Search MEDLINE/PubMed


  • Title: Significance of intraoperative measurement of liver consistency prior to hepatic resection.
    Author: Nishizaki T, Matsumata T, Kamakura T, Adachi E, Sugimachi K.
    Journal: Hepatogastroenterology; 1995 Feb; 42(1):5-8. PubMed ID: 7782035.
    Abstract:
    The functional reserve of the liver should be estimated prior to hepatectomy. While the experienced liver surgeon often relies on the findings of manual palpation intra-operatively, this approach remains a subjective one.
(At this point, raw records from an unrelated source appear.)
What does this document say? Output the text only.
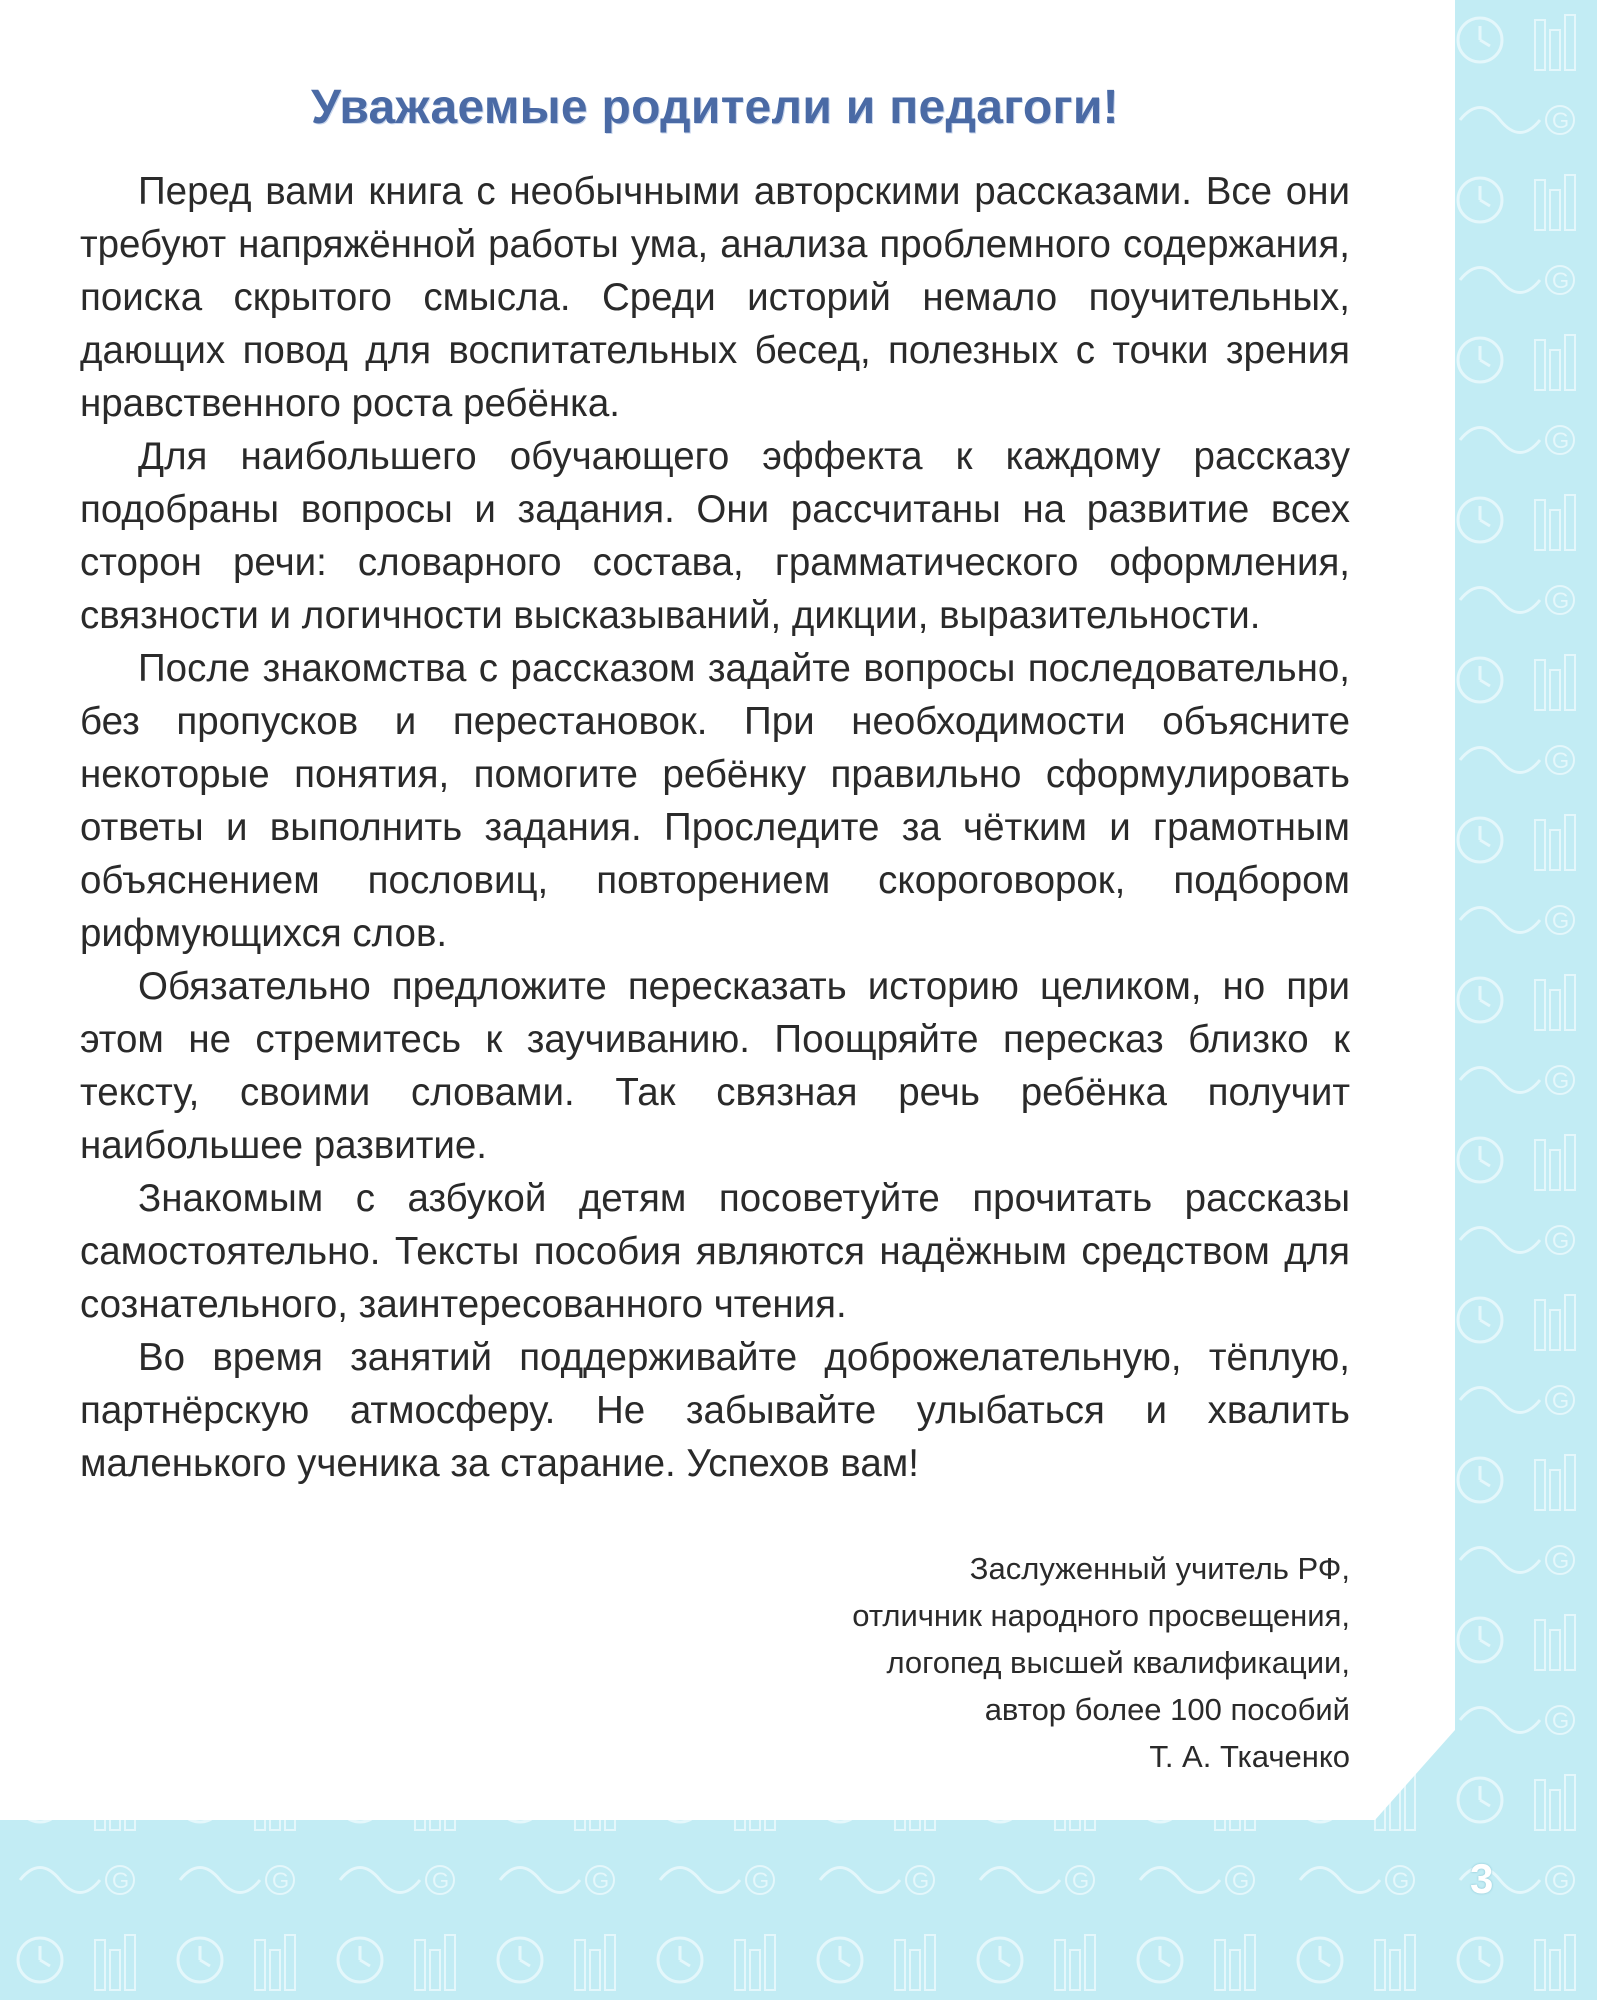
Уважаемые родители и педагоги!

Перед вами книга с необычными авторскими рассказами. Все они требуют напряжённой работы ума, анализа проблемного содержания, поиска скрытого смысла. Среди историй немало поучительных, дающих повод для воспитательных бесед, полезных с точки зрения нравственного роста ребёнка.

Для наибольшего обучающего эффекта к каждому рассказу подобраны вопросы и задания. Они рассчитаны на развитие всех сторон речи: словарного состава, грамматического оформления, связности и логичности высказываний, дикции, выразительности.

После знакомства с рассказом задайте вопросы последовательно, без пропусков и перестановок. При необходимости объясните некоторые понятия, помогите ребёнку правильно сформулировать ответы и выполнить задания. Проследите за чётким и грамотным объяснением пословиц, повторением скороговорок, подбором рифмующихся слов.

Обязательно предложите пересказать историю целиком, но при этом не стремитесь к заучиванию. Поощряйте пересказ близко к тексту, своими словами. Так связная речь ребёнка получит наибольшее развитие.

Знакомым с азбукой детям посоветуйте прочитать рассказы самостоятельно. Тексты пособия являются надёжным средством для сознательного, заинтересованного чтения.

Во время занятий поддерживайте доброжелательную, тёплую, партнёрскую атмосферу. Не забывайте улыбаться и хвалить маленького ученика за старание. Успехов вам!

Заслуженный учитель РФ,
отличник народного просвещения,
логопед высшей квалификации,
автор более 100 пособий
Т. А. Ткаченко
3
In 22 of our patients scheduled for hepatectomy, we measured intra-operatively hepatic consistency as well as the parameters of liver function. Hepatic consistency is augmented during progression from non-fibrosis to cirrhosis. We found a statistically significant correlation between liver consistency and the indocyanine green retention rate at 15 minutes (r = 0.682; p = 0.0009) and portal vein pressure (r = 0.733; p = 0.0008). Prothrombin time, the hepaplastin test, total bilirubin and glutamic pyruvic transaminase showed no significant correlation with hepatic consistency. The safety limits of the hepatic blood circulation for the performance of hepatectomy can be estimated using parameters of consistency in this organ.